It is helpful to develop a portfolio, showreel or soundreel of your work (e.g. film shorts, photographs, radio recordings, newspaper articles) that you can send to companies to illustrate your talent.
Keeping up to date with changes in technology, finding out what is in pre-production and production, and getting hold of in-house newsletters will give you an advantage, as will attending workshops and talks by people in the industry.
Entering competitions and showcasing your material at festivals and other events are also ways to get yourself noticed. For example, creating a profile on The Film Network will allow your work to be viewed by professional filmmakers and organisations. Relevant competitions include:
You may find that you have to do a significant amount of unpaid work experience to get into the industry. Competition for work experience is fierce, so you need to be prepared to work hard to get it.
Networking is essential and you should send your CV to as many production companies and post-production houses as you can. Follow this up with a phone call at a later date (around ten working days later is a good guide) to indicate your enthusiasm for the role.
Potential employers are mostly broadcasting/film/video production and post-production companies, along with a small number of opportunities in animation and interactive media.
The UK's largest broadcaster is the BBC, which is funded by the licence fee and has a remit for public service broadcasting. With its expansion into digital TV and its international audience, this makes the BBC one of the biggest employers of media runners.
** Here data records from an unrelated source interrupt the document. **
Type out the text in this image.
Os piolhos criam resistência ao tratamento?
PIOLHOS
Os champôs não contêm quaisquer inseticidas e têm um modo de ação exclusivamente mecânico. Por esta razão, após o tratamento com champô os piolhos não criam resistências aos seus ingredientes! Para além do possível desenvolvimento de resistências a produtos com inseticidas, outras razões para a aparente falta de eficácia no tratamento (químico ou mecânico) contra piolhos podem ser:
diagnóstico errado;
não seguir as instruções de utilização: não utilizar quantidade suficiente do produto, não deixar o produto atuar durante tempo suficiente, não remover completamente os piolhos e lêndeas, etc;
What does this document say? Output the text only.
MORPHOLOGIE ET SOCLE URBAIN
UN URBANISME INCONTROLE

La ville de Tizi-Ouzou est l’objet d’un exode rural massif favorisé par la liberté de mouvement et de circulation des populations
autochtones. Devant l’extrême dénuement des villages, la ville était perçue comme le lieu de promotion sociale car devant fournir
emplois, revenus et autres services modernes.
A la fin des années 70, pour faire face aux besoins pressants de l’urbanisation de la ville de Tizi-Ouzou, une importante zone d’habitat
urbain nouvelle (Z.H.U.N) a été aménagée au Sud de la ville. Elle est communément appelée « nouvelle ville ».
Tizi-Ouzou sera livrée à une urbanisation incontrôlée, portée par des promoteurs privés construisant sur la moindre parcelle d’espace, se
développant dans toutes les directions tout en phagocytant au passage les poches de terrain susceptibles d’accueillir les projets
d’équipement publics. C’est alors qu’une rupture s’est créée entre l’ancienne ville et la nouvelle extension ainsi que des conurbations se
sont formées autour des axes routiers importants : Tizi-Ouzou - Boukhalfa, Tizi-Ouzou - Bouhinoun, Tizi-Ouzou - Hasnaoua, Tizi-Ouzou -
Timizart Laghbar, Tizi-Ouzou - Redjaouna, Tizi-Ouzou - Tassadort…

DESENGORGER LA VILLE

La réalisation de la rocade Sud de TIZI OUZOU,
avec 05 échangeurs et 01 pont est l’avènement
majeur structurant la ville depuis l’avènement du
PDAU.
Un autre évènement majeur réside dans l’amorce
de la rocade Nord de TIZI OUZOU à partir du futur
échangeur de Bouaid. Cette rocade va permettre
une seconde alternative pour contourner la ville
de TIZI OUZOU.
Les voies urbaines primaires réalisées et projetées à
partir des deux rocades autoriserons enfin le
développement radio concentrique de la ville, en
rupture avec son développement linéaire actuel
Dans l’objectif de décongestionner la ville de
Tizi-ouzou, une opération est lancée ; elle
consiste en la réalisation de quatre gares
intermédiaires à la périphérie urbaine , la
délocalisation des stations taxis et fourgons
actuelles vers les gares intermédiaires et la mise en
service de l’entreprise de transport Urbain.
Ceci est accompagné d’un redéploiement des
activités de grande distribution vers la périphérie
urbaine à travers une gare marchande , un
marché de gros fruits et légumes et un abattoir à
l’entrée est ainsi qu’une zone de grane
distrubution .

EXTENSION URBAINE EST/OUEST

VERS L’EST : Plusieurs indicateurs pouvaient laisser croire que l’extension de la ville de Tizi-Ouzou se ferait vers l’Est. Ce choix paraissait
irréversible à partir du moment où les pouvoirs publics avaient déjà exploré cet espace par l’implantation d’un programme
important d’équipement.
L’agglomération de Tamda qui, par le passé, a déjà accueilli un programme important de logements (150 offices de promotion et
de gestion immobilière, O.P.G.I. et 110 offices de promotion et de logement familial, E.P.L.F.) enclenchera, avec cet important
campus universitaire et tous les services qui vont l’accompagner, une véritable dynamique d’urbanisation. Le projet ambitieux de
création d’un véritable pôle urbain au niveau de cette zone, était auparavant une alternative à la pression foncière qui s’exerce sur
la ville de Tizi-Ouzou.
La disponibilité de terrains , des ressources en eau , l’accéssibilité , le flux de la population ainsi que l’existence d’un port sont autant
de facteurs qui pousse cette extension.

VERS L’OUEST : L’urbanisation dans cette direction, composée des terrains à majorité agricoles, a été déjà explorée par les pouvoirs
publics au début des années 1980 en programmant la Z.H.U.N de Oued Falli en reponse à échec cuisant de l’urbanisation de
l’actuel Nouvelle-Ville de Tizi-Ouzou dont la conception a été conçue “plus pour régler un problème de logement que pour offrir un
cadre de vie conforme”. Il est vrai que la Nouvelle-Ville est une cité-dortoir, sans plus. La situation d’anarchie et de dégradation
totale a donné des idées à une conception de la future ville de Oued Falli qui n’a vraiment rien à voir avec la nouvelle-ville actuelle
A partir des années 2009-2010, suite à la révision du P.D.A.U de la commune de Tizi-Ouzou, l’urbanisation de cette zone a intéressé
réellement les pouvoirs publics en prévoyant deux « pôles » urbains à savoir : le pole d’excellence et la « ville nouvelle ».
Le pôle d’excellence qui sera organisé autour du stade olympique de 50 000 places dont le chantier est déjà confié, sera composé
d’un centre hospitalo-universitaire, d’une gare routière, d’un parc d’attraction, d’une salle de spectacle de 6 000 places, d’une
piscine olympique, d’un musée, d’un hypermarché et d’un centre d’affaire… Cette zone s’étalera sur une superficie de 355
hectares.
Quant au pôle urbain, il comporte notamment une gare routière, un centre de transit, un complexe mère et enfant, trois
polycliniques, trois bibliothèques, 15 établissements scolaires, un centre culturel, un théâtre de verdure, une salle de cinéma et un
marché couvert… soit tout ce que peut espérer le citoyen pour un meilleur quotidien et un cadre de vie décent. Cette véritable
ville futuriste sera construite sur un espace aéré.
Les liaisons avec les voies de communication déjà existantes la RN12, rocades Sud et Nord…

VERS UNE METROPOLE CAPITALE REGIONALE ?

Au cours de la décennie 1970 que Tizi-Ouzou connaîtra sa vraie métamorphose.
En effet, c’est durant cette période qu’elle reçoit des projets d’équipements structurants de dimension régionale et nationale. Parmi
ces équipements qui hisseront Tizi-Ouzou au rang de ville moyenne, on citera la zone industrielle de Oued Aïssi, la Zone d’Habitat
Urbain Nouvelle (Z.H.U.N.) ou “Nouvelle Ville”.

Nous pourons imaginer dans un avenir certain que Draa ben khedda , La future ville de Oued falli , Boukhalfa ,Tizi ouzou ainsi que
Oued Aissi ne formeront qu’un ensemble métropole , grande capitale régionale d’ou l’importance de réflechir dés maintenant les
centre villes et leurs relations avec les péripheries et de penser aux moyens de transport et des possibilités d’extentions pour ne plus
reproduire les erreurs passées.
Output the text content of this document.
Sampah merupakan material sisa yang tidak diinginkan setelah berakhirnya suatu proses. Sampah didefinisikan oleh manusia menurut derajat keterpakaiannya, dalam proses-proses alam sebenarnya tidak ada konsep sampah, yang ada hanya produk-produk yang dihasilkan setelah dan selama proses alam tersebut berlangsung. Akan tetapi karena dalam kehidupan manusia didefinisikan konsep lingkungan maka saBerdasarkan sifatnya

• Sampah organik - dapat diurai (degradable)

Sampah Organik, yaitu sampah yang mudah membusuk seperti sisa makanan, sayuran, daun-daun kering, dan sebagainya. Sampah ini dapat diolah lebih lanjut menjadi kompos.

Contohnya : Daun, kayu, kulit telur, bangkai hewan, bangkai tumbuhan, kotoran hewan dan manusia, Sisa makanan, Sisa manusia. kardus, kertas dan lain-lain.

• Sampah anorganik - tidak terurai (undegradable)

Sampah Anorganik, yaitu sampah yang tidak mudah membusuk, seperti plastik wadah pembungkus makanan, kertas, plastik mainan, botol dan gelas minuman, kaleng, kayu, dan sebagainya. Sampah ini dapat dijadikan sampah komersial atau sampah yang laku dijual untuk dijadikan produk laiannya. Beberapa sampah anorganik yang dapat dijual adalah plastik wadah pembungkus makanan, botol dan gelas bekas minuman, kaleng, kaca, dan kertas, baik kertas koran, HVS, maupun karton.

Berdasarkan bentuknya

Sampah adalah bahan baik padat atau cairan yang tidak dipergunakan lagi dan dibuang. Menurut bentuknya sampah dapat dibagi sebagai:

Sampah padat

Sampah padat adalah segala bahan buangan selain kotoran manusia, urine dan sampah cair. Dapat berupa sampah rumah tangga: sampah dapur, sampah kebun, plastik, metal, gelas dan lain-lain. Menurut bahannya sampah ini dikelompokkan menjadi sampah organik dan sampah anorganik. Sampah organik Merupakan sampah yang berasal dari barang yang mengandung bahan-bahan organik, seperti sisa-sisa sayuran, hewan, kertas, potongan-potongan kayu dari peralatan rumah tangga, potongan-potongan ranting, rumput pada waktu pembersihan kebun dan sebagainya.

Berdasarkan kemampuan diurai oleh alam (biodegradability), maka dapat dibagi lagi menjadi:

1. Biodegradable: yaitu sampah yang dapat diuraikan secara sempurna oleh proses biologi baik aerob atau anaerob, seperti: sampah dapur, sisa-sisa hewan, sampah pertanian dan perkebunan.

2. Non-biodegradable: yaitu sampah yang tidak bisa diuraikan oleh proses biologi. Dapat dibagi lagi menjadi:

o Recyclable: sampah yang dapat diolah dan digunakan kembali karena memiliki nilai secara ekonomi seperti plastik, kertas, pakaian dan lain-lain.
For opportunities see BBC Work Experience.
The BBC also has national radio stations and local radio stations, as well as the World Service.
Other independent broadcasters who produce either some, or all of their own content include:
- Channel 4
- Channel 5
- ITV - the largest commercial channel in the UK; the company also owns several digital channels
- Sky - the UK's largest pay subscription television provider producing TV content and owning several channels.
Many TV companies outsource the production side of the programme making, for example Channel 4, Channel 5, Sky and Virgin Media Television currently outsource the majority of their production operations.
There are hundreds of independent production companies in the UK, and some of the main ones include:
- All3 Media
- Endemol UK
- Flame TV
- Hat Trick Productions
- RDF Television
- Shine TV
- Tiger Aspect.
The trade association for independent producers is the Producers Alliance for Cinema and Television (PACT). It lists member companies on its website.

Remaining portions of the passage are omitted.